The rose petals of her lips blossomed when she laughed. “Yes, so I have every right to say such things since I’ve been properly taught.”

“Not quite properly.”

“Oh, semantics.” She dismissed me with a wave of her hand. “You’re a much more attractive boy when you’re without them. The girls should tell you that more often—or the boys, of course.”

My cheeks burned. She danced away into the dank hallway of bunker compartments, each little room sealed by a sliding door of oak. Air did not pass through here. Every breath was stale, tasted like old sweat and bile. At the end of the hallway stood the looming Doors That Never Opened, plated with steel, with Chamber rules elegantly carved into its flesh, a gasp of aestheticism in a gray world.

The last rule never failed to catch my eye.

‘Do Not Fail.’

One of the bulbs flickered behind us. Eliza pressed her hand against the wood of our door and whisked it open. The single compartment was made for only one body to occupy, what with there being only a single cot attached to the wall, raised up from the unforgiving cold of the concrete floor.
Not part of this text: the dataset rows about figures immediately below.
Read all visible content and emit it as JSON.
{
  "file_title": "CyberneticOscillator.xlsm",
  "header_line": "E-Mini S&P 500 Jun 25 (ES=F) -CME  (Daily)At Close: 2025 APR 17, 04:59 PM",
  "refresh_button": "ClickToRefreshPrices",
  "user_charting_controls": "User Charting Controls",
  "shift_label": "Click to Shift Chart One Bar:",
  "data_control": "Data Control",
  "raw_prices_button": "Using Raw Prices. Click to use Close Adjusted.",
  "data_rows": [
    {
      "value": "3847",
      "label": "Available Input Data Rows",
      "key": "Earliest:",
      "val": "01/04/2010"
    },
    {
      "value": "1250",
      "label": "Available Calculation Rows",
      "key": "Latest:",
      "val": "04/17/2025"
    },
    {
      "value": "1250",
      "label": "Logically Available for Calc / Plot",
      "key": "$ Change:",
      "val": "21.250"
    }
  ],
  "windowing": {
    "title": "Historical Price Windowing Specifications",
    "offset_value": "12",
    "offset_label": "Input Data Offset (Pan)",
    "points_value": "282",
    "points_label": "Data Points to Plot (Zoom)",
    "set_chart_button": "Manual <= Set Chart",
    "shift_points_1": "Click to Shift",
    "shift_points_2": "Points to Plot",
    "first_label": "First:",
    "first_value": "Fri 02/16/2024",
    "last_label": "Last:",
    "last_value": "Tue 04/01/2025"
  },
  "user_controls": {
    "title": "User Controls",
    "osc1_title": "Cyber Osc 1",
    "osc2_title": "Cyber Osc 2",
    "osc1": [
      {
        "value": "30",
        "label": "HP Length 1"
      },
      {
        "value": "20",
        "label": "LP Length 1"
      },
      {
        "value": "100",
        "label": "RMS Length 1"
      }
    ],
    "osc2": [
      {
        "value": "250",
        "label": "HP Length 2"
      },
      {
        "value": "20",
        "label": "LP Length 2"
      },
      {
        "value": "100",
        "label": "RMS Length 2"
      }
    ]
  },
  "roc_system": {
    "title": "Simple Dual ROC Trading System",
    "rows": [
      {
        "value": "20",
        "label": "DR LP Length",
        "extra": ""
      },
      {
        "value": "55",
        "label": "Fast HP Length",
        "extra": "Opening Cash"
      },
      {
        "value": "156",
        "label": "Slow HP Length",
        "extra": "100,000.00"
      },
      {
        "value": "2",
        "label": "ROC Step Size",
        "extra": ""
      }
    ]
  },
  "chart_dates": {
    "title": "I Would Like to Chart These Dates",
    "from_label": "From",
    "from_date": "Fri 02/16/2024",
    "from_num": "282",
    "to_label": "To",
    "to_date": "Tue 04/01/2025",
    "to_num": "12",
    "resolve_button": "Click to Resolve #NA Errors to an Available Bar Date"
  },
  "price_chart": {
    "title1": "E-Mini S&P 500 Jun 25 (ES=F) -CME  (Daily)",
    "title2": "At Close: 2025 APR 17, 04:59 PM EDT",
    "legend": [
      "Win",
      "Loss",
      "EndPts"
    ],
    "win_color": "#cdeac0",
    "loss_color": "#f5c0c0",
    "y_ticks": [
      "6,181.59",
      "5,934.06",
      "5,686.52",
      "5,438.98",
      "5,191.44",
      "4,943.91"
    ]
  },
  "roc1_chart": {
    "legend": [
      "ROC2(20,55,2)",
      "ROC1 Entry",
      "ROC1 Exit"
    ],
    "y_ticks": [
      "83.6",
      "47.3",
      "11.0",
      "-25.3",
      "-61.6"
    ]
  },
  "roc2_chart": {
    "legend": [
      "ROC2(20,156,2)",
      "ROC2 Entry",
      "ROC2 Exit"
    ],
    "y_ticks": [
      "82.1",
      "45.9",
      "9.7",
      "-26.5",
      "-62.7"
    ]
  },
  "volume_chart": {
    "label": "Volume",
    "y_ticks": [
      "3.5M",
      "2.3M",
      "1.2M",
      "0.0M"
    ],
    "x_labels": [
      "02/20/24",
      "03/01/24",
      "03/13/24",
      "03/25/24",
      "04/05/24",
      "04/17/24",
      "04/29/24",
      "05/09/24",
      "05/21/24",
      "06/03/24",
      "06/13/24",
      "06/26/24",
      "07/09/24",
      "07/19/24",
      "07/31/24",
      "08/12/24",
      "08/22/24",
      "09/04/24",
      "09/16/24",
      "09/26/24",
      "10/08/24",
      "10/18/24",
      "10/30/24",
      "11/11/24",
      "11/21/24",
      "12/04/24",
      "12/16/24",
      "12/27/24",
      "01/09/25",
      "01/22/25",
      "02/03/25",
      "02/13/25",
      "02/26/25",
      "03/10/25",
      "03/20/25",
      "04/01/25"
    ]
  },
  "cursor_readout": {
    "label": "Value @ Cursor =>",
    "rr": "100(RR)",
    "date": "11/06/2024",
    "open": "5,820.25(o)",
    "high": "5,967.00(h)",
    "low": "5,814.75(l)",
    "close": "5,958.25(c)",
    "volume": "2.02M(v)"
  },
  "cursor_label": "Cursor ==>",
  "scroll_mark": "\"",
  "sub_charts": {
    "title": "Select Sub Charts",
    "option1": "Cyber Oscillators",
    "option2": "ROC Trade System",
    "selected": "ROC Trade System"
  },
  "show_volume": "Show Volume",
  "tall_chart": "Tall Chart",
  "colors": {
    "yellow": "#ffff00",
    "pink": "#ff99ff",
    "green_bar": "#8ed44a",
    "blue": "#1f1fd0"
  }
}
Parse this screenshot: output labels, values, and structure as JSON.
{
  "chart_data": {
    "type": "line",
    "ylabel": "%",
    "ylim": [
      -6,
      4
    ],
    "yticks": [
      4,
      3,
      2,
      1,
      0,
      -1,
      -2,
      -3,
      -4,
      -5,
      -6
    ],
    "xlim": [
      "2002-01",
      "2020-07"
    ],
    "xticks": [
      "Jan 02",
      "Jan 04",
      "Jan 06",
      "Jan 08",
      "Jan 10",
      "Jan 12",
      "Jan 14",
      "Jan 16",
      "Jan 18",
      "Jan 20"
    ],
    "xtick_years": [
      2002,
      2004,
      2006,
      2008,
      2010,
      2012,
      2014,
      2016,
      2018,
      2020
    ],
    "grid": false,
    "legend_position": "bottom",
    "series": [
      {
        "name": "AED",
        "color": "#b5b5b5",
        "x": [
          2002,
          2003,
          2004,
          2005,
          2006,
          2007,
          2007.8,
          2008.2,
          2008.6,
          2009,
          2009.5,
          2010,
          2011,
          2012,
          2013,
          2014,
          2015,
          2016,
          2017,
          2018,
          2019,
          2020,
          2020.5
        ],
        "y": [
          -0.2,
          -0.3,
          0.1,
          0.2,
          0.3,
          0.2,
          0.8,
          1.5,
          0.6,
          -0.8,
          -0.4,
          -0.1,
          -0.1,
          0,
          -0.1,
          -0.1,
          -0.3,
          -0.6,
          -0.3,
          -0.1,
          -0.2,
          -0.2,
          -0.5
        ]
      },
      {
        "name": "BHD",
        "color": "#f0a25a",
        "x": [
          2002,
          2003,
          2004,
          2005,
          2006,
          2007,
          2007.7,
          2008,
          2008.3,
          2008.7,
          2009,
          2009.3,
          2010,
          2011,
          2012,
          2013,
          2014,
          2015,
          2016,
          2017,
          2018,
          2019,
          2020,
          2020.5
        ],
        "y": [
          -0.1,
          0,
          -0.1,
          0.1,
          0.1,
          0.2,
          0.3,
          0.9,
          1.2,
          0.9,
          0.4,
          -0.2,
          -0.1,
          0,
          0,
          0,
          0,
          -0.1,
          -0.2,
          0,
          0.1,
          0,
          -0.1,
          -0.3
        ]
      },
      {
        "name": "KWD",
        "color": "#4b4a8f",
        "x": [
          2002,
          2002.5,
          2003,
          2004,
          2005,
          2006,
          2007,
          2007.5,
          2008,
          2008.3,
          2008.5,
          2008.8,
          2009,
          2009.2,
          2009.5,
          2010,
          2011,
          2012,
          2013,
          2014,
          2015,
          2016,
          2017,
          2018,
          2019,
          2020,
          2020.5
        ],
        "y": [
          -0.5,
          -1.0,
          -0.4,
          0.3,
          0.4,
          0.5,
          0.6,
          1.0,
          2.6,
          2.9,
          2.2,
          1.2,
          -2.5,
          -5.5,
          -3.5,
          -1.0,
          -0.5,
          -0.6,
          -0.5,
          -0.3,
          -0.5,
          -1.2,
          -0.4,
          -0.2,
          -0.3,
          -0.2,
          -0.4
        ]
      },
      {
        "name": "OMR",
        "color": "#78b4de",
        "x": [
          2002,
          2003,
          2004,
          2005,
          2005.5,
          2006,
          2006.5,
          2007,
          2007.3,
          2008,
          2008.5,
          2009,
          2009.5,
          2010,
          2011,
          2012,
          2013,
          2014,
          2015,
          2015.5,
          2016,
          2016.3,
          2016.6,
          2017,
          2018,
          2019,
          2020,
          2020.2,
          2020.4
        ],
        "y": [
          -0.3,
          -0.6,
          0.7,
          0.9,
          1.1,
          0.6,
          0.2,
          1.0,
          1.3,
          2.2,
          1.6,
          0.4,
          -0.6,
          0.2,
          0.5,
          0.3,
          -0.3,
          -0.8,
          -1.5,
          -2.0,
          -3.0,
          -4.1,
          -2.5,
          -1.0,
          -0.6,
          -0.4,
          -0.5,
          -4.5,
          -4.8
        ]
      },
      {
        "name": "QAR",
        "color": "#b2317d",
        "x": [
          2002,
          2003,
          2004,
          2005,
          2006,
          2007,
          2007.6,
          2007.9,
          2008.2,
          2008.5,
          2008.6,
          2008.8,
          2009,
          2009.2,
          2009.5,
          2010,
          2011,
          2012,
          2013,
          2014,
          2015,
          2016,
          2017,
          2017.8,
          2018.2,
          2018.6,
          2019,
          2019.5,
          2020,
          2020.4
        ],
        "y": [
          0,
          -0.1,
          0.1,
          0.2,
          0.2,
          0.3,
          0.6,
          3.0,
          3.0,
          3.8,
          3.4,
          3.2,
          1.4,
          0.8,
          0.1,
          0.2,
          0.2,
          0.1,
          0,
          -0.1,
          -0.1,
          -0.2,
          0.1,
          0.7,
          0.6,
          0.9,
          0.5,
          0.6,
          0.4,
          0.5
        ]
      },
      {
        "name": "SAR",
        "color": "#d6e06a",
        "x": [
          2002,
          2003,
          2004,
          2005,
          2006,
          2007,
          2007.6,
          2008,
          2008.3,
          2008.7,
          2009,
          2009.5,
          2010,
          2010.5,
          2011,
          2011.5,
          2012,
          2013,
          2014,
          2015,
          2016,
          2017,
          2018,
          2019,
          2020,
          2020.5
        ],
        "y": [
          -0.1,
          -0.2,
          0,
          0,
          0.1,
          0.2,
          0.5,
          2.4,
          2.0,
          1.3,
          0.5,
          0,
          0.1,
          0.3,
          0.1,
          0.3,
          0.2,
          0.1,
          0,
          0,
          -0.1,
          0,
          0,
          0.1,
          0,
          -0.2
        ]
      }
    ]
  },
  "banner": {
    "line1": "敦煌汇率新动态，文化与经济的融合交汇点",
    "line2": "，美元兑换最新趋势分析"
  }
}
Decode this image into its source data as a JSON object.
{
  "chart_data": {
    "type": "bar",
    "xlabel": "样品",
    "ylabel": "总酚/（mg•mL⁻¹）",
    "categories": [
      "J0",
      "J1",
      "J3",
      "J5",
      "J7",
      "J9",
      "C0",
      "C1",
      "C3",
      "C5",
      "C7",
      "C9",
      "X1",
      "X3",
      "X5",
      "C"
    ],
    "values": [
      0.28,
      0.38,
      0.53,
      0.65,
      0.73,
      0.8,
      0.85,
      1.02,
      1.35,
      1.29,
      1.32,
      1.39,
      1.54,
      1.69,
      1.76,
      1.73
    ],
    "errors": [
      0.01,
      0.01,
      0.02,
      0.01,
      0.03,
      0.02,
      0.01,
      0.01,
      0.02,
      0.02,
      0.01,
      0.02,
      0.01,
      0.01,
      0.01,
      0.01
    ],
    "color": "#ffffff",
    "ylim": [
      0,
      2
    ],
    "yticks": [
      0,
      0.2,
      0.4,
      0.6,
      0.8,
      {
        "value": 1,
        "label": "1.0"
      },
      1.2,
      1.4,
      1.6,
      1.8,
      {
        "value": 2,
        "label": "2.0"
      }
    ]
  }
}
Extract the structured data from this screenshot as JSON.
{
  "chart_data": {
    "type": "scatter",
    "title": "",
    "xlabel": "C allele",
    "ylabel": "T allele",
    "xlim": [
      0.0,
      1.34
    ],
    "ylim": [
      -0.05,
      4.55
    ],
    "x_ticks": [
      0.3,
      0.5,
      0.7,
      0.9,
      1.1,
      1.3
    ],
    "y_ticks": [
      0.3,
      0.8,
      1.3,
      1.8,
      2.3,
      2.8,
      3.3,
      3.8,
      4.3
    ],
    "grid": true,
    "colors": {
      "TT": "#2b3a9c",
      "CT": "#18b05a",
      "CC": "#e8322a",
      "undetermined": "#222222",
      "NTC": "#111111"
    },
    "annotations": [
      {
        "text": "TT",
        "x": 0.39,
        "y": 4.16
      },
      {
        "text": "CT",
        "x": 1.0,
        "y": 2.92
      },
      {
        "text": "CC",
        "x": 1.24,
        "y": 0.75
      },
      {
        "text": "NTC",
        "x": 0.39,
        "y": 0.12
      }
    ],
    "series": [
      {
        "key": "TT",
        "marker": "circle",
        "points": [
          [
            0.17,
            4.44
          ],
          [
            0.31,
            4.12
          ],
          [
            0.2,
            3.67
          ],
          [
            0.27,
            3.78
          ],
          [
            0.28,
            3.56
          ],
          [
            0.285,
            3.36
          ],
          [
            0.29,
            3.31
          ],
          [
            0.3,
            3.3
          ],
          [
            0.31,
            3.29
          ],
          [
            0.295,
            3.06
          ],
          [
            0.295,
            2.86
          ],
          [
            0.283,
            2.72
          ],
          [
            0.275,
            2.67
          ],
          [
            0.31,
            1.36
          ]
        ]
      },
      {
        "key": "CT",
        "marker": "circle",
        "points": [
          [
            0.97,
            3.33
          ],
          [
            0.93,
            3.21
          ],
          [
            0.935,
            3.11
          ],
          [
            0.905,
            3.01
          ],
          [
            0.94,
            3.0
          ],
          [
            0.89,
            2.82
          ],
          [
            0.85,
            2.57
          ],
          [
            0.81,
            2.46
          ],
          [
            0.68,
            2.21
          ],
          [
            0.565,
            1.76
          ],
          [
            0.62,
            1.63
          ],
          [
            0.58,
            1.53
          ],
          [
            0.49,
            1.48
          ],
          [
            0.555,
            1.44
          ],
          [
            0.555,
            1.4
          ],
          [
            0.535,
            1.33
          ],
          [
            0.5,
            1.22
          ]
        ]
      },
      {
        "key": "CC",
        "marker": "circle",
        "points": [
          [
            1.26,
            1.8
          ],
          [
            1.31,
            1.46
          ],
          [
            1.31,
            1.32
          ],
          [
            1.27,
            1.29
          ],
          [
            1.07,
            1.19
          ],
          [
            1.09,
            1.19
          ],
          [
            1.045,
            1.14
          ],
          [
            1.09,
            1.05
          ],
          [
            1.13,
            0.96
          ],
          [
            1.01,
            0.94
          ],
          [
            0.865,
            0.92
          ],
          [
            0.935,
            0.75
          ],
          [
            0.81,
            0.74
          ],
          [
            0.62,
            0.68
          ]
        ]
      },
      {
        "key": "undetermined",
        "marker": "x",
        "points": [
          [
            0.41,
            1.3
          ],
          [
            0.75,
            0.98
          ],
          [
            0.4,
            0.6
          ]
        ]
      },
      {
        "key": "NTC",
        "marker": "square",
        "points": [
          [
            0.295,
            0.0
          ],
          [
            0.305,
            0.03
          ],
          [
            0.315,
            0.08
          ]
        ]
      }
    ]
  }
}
But, it hadn’t been so difficult for us to rip out the bolts of a cot from the wall of another compartment to set down on the floor.

And that was all the space we had.

Now that we were out of earshot, she let loose a groan. “Everyone’s so miserable tonight.” She plopped down on the edge of her cot, her dark hair a wild animal swooping across her shoulders. “Spending all day dreading what might happen at night isn’t the way it should be done. Poor attitudes are infectious, after all.”

I collapsed onto my own cot and reached under hers for our sack of uniforms. “I couldn’t blame them.”

“No…and I suppose I shouldn’t be so harsh. It’s just so tiresome—no, I don’t want to see that, put it back away.”